Aside from the miles of corrugated tin dwellings, the first thing I notice is the constant hum of activity. Homes often double as a storefront as people hustle and eke out some kind of living. The put random objects on a thin piece of ply wood outside their home hoping a passerby needs a phone charger, a hand fan, a new pair of flip flops or some articles of clothing.

Kibera slum, just outside Nairobi, Kenay

Which brings me to another observation in the time I’ve been here: this is where a lot of our “stuff” goes once planned obsolescence runs its course. For example, recall in one of last posts a group of us when to Kisii for auto parts. While there, I saw a man in a Drew Bledsoe jersey. For those who don’t know, he was the star quarterback of the New England Patriots until he went out with a major injury and Tom Brady, whom you likely do know, took over. If I were a betting man, I’d guess someone in New England donated an unwanted jersey to a clothing drive and it made its way here. I am fully prepared to be wrong and discover the gentleman in question spent time in New England, studying perhaps, and has the jersey as a memento. However, my money is on the former scenario.

Al of this is to say my time in Kenya has been, among other things, an opportunity to reflect on the hardly-seen impacts of consumerism. Those of us with means and the good fortune of living in developed countries would do well to start thinking further down the line regarding the impact of our economic lives. I’m not suggesting a return to closed economic borders or abandoning capitalism by any stretch. What I am advocating is more intentionality regarding the materials we harvest to produce the things we are told we need, and how long we intend to keep them. Our patterns and choices have second and third order effects we rarely consider. I’m also advocating smarter policies for minimizing waste.

These observations ran through my head as Maureen guided me through Kibera’s streets. I sidestepped polluted water sources and discarded Styrofoam food containers while taking picture and trying my hardest not to look like some kind of rude voyeur. I came across a group of kids that wanted me to play a game of tag with them. Around the next corner I met a group of dental students wrapping up a month offering free dental services in Kibera.

At first, the whole thing was sensory overload.

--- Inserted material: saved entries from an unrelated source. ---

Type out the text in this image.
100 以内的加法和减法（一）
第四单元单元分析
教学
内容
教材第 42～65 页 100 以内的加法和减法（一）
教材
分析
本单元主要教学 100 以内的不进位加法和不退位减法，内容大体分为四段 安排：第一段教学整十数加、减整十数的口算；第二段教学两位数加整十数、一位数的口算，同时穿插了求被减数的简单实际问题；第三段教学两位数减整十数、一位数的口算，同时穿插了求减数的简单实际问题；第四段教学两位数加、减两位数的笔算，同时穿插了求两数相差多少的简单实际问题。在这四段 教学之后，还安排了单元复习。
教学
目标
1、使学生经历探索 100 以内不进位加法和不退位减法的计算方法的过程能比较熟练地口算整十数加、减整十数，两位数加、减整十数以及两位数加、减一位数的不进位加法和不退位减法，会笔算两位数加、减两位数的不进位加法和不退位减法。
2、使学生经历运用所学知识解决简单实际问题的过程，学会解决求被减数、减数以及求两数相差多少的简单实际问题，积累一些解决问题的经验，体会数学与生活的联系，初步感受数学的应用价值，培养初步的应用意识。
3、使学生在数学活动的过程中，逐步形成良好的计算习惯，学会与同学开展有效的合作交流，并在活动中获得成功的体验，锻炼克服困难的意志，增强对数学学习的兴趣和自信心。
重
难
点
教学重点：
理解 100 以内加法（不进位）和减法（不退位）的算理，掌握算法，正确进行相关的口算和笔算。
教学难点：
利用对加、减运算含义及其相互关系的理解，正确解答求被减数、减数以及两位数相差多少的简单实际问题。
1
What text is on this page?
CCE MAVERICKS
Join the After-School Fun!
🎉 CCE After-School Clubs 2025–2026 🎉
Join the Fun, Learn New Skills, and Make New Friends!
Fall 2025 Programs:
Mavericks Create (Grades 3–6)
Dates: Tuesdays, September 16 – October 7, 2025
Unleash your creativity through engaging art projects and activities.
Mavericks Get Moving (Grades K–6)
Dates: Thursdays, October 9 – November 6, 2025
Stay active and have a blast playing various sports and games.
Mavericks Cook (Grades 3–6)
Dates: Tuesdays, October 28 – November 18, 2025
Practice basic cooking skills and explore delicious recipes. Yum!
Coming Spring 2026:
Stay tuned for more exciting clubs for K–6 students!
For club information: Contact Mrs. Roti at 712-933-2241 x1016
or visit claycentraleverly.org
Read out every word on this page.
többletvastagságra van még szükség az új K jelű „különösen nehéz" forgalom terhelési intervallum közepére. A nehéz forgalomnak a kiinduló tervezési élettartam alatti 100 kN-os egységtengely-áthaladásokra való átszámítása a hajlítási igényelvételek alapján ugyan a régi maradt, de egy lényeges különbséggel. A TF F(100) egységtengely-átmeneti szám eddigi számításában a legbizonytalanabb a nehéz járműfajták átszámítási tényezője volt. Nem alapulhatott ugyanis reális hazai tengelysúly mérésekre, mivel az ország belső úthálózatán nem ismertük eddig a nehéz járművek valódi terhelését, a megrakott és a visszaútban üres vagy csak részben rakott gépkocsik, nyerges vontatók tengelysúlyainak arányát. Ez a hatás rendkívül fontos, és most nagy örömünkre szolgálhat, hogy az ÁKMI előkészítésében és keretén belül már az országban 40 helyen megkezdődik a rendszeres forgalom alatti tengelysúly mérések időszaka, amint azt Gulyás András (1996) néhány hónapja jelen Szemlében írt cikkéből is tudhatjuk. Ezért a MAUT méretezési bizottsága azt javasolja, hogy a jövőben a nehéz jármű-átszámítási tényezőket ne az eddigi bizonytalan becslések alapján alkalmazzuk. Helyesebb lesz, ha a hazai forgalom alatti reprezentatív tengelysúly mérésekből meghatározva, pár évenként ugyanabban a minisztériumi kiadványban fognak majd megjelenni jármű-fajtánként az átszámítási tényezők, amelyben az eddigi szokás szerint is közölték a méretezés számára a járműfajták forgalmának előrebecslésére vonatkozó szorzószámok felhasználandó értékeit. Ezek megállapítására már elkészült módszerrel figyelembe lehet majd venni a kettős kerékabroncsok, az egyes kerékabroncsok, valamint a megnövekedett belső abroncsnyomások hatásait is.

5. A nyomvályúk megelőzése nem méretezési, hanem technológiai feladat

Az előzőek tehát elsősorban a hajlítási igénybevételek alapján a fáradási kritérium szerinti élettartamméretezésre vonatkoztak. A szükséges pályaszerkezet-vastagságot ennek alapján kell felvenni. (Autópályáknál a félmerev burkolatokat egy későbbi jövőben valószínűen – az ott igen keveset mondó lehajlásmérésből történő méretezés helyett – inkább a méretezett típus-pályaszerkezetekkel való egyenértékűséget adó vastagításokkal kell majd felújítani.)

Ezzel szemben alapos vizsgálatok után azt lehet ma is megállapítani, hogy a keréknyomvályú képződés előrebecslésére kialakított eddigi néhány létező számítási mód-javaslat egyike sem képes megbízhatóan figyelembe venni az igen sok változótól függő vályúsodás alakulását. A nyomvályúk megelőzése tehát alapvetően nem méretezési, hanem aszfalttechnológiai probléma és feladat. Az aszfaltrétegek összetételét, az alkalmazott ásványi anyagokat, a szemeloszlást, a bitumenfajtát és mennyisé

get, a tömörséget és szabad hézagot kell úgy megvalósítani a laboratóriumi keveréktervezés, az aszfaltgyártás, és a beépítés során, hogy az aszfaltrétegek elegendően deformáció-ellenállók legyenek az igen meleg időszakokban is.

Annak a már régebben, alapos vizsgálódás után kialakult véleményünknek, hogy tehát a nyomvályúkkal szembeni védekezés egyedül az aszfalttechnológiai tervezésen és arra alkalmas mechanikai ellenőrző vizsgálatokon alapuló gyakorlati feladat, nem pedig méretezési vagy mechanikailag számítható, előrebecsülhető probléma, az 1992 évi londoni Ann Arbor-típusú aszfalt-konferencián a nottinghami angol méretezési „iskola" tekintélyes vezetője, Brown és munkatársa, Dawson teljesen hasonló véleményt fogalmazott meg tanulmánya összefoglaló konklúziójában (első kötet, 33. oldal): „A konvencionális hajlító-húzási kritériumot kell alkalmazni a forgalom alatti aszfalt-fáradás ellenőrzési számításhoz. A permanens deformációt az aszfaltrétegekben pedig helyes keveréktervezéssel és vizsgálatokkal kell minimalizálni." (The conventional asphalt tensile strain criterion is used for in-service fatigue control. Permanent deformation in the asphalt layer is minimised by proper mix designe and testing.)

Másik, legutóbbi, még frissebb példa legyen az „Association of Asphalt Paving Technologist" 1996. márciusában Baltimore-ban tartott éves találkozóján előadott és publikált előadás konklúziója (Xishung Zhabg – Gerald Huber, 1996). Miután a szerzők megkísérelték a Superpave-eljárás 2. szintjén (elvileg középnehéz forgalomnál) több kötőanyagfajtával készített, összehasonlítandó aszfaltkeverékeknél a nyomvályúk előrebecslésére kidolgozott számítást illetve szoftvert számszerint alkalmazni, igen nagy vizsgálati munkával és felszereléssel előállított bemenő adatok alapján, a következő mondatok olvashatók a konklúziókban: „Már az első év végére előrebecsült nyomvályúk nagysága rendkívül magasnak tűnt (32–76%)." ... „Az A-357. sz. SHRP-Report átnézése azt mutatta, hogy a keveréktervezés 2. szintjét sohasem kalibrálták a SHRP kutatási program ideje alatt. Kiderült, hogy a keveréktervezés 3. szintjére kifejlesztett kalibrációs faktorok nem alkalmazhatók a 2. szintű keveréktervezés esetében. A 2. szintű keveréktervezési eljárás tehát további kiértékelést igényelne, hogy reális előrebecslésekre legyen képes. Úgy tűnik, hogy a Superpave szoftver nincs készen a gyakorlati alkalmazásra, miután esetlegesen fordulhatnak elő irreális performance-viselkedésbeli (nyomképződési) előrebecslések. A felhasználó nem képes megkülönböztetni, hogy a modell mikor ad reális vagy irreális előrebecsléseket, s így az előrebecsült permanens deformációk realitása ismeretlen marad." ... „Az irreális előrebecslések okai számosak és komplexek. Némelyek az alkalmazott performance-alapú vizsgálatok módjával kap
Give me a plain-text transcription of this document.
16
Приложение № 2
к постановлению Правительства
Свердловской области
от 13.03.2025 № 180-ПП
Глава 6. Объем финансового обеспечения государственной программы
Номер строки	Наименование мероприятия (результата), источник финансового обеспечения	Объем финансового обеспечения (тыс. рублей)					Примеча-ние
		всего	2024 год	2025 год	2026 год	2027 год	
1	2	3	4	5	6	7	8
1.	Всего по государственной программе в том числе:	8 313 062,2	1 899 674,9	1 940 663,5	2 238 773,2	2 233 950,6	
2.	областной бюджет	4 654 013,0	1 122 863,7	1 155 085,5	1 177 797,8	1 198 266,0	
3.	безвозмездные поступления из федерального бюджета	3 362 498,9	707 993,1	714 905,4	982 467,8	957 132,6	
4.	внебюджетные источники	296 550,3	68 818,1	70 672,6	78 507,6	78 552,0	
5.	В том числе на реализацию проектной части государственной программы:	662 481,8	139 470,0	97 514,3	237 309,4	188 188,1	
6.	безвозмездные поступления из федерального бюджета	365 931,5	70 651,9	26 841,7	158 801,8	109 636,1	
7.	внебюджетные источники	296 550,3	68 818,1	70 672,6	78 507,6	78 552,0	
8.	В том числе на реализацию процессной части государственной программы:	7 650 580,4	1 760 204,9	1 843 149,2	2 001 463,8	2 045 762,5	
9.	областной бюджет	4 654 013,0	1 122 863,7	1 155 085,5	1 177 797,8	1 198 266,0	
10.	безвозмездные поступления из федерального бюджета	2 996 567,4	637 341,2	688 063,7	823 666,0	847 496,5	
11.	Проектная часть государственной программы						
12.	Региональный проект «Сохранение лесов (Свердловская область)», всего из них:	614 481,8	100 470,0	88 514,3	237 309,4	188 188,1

Between the locals and myself, it was difficult to determine who was staring harder. I tried to simply look and not stare, take it in as if it were normal. I’d argue I didn’t do a very good job, but I must have done a good enough job that people began asking Maureen about the M’zungu. I recognized the word and used it as a way to laugh about the obviousness of the situation; never really sure who I was trying to put at ease more: them or myself. Everyone we met welcomed us in to their home that day for tea, a Coke – whatever they had. They were generous to a fault.

As my tour went on I began wondering why places like Kibera exist, beyond the easy answer that there are always winners and losers in economic systems. They exist because we allow them to. And really, is Appalachia so different? I’d argue it’s not. Some of the same forces at work that create conditions here are at play back home: apathy, greed, fear.

But what to do about it? I don’t know. All I have right now are a few words inspired by my visit with which I’ll leave you for a while. I wrap up here in a few days and have a circuitous route back to Chicago. Until then, take good care.